Spherical Earth to flat map dilemma (or, how to make your own groovy globe)
The view of the Earth above is derived from NOAA AVHRR satellite imagery which images the entire globe every 24 hours. It clearly illustrates the ‘spherical earth’
to ‘flat map’ dilemma faced by cartographers. The spherical earth has been peeled like an orange so that the whole earth can be seen on a flat sheet of paper. The
result is an earth composed of a series of 12 strips called ‘gores’ which are only joined around the equator. Such map projections are termed ‘interrupted’

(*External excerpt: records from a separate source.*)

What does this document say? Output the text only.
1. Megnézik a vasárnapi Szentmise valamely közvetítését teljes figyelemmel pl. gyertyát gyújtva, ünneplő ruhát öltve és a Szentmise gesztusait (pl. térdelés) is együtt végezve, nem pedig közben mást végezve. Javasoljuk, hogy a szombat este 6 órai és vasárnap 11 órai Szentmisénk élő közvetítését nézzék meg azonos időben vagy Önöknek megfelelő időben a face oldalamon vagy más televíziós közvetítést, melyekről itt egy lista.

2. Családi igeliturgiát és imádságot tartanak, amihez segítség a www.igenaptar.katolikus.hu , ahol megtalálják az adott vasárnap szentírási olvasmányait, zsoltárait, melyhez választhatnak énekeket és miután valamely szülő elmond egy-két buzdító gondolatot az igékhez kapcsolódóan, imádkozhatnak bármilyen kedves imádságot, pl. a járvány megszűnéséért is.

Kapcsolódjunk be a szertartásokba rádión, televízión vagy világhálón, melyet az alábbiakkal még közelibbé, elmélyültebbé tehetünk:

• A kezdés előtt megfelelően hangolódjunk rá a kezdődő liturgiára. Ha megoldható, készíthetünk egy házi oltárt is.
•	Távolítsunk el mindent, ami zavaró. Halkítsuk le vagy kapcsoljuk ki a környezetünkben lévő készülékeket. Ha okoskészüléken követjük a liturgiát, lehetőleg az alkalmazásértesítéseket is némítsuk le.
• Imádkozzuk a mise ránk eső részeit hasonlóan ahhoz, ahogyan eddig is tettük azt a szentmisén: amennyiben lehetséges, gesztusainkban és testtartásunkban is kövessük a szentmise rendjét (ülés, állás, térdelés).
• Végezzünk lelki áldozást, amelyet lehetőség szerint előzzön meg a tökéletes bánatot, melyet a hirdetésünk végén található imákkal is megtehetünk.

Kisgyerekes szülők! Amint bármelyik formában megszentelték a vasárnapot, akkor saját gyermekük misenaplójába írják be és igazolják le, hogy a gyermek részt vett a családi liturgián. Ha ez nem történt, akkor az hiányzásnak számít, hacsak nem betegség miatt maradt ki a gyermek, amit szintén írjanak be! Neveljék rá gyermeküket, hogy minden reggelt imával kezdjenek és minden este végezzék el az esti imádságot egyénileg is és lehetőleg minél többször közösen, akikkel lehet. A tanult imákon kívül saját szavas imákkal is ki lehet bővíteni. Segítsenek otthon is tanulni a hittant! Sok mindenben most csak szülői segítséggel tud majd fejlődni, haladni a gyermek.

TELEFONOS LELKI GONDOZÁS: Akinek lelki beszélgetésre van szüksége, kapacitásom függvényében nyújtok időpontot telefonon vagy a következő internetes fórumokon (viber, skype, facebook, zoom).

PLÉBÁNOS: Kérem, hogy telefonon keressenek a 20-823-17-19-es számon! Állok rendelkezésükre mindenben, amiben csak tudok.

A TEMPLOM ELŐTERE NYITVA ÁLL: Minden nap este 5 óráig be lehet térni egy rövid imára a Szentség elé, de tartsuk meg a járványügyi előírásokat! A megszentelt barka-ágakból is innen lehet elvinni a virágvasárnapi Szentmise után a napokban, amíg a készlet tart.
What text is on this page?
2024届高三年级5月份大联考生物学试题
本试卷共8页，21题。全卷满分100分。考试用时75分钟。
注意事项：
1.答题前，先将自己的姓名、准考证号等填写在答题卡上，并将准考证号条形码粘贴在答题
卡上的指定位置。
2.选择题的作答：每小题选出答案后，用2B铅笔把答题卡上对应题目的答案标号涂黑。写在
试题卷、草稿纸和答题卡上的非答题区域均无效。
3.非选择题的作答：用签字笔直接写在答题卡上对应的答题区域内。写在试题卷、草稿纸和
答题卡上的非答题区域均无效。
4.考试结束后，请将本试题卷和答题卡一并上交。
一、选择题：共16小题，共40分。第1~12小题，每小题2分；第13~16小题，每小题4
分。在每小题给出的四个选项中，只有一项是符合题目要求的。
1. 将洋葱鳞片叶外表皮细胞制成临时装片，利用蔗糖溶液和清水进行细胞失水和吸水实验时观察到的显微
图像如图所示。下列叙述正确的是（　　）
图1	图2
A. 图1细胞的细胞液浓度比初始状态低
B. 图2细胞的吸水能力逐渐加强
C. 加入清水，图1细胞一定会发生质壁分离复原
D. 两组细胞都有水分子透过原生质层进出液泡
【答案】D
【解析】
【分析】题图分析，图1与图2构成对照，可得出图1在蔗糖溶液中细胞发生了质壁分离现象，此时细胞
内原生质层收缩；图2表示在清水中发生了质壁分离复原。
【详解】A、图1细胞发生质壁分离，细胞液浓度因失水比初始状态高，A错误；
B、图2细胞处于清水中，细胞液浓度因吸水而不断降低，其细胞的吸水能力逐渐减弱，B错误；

projections because they have gaps in them. Many such projections exist, but they have limited practical application – you cant navigate across gaps! Cartographers
have therefore mathematically transformed the globe to produced a vast number of un-interrupted map projections by which the spherical earth can be represented
on a flat sheet of paper without gaps. While aesthetically more pleasing, they contain a number of distortions relating to shape, area, distance and bearing.
Print this map out on a colour printer using A4 photo or glossy paper (best quality). Using a pair of scissors, carefully cut around all the gores, removing all the white
bits. Then, use a small square of sticky tape (on the underside/back) to join all the North pole gores together (use the land boundaries on adjacent gores as a guide).
Join the two equator panels together and then all the South pole gores. The result (with care) should be a spherical earth as seen from space.